Rose Lb Les sottises de Valenciennes Mon ciel gris

Mon ciel gris

Se promener le long de l’Escaut, se poser sur un banc au parc de la Rhonelle, je prenais plaisir à observer ce qui m’entourait. Un vol d’oiseau immigrant vers une terre plus chaude. Un escargot qui grimpe ses monts d’Everest. J’aimais les visages. Surtout eux. Reproduire au crayon de bois un portrait à partir d’une photo était l’un de mes passe-temps favoris. Plus il y de rides et plus les esquisses demandent un travail minutieux.


Mon ciel est gris. Ni noir ni blanc. Ni parfait ni chaotique. Il a toutes ses nuances qu’il faut entendre. Et pour l’apprendre, je l’ai observé.


Une vieille dame dans un coron jeta sur son trottoir un seau savonneux. J'arrêtai ma marche émerveillée du tableau qui m'inspirait des vers. Avec courage, ses bras de quatre-vingts ans frottèrent le bitume avec un balai aux poils rigides. Peu importe qui la regardait, son beau visage creusé par l’histoire resta concentré à ses besognes. Mais d’une oreille tendue, elle entendit le chien de la maison collée à la sienne gémir, presque implorer. Elle arrêta les sillons mousseux sur le trottoir, posa son balai au mur rouge et frappa à la porte d’à côté.

Il lui est arrivé quelque chose, peut-être ? pouvais-je lire dans ses pupilles.


L’étrange silence que laissa la voisine, inquiéta la vieille dame qui entra chez elle appeler les urgences. Dix minutes plus tard, après un fracas qui alerta le voisinage et rassembla tous les yeux autour du logis, la voisine sortit sur un brancard. La vieille dame soupira.

Il s’en était fallu de peu cette fois, songe-t-elle. Si seulement ses enfants passaient plus souvent la voir…

La bienveillance de la vieille femme n’étonna personne dans le quartier, d’ailleurs nul ne songea à la remercier, elle veillait sur les autres congénères depuis si longtemps...

Un jour, alors que le bouleau d’en face lâcha sa dernière feuille un mois novembre gelé, la vieille dame ferma les yeux une fois pour toutes. L’année s’acheva, et les derniers témoins de la Seconde Guerre mondiale s’éteignirent à leur tour.

« Ouais, mais ça, c’est depuis que la pauvre Henriette est partie, ils sont tous tombés. À croire qu’ils l’ont suivi ! » s’exclama la boulangère à une cliente qui, chez elle, fermait ses derniers cartons avant de quitter le coin.

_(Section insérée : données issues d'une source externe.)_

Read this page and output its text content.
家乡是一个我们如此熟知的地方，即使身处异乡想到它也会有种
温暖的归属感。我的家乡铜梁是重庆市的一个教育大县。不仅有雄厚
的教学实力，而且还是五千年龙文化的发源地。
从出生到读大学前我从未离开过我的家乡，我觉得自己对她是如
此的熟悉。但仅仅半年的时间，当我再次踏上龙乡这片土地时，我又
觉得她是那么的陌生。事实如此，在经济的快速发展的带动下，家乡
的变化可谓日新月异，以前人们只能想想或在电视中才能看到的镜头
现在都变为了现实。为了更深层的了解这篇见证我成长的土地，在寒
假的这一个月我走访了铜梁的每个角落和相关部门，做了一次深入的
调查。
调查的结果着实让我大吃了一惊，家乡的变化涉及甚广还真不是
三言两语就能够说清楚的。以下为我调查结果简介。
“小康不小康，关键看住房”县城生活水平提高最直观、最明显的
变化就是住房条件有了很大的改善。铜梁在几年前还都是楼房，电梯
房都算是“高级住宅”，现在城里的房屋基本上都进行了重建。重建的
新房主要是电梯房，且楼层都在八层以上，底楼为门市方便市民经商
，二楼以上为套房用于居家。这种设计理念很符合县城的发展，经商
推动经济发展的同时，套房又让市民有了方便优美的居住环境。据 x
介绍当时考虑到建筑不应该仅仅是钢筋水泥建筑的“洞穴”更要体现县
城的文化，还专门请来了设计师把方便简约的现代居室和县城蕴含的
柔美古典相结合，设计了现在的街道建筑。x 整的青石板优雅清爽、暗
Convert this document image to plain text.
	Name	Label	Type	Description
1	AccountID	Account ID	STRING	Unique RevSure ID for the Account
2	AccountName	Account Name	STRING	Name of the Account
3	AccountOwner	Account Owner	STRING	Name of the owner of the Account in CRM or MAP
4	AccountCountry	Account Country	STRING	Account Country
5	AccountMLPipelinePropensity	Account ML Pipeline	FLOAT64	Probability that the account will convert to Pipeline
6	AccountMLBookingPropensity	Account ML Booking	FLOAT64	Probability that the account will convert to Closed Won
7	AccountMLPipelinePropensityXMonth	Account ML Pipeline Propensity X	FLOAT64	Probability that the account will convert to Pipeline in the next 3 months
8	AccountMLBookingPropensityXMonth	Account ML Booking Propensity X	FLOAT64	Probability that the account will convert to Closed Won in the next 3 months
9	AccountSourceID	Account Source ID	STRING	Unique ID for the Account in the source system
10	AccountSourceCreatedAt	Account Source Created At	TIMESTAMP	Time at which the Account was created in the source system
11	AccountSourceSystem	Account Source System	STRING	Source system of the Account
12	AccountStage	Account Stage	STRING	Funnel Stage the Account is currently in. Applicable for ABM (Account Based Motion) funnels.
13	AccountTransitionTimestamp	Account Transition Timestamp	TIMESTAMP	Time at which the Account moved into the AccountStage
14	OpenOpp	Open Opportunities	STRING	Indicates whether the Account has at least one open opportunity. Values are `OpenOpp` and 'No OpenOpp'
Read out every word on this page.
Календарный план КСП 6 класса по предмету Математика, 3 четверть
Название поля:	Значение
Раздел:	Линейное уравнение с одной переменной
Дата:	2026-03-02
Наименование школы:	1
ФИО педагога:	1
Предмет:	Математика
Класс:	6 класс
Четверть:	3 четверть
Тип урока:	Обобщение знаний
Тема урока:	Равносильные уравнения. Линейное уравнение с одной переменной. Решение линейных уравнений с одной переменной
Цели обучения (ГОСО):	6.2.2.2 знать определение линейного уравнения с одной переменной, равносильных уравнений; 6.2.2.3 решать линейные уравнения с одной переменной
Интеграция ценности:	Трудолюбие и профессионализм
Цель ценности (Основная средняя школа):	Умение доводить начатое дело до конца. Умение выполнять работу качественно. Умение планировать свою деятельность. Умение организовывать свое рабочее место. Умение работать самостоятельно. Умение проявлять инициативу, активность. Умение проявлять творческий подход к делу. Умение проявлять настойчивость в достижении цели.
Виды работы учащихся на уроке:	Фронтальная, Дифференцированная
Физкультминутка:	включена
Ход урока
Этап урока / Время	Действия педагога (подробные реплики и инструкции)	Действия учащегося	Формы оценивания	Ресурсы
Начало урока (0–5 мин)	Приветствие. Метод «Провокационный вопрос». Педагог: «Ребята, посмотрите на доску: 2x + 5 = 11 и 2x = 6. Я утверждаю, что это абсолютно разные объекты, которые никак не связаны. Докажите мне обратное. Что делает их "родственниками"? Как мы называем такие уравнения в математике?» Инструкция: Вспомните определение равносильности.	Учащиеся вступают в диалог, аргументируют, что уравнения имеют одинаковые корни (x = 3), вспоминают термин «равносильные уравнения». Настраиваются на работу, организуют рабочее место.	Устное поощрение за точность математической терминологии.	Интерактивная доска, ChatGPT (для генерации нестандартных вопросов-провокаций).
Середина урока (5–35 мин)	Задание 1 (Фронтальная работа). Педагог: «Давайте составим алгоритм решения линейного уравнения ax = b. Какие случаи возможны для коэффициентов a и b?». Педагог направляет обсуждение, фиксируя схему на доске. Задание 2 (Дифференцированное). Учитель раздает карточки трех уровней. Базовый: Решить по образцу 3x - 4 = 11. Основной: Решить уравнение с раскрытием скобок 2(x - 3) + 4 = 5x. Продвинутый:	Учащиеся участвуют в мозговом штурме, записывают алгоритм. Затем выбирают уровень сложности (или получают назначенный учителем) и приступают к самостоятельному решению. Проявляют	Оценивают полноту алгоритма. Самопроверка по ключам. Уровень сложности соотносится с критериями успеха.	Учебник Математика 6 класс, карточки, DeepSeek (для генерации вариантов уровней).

Les maisons furent abandonnées les unes après les autres, et le coin désert avait la réputation d’être traversé par des loups affamés de luxures. Il ne fallait pas traîner là tard le soir. Pour améliorer les conditions sanitaires on bâtit de nouvelles cages à lapin. Petit à petit les familles s’installèrent. On se débarrassa du bouleau pour faire place aux emplacements de parking. On remplaça les balais par les aspirateurs, et l’eau savonneuse ne coula plus que dans les bacs des douches.


J’étais jeune, mais j’entends encore le rythme régulier du balai sur les trottoirs. Il y a bien quinze ans que je ne compte plus les bulles. J’ai bien trop à faire entre mes quatre murs interchangeables. De la Maison, de la voiture, et du travail.

Mon cœur est celui de ma région. Il possède la palette des gris. Ni noire ni blanche. Ni fausse ni tout à fait honnête. Ma vie n’est pas un tunnel sans lumière, mais une kyrielle de couleurs en noir et blanc.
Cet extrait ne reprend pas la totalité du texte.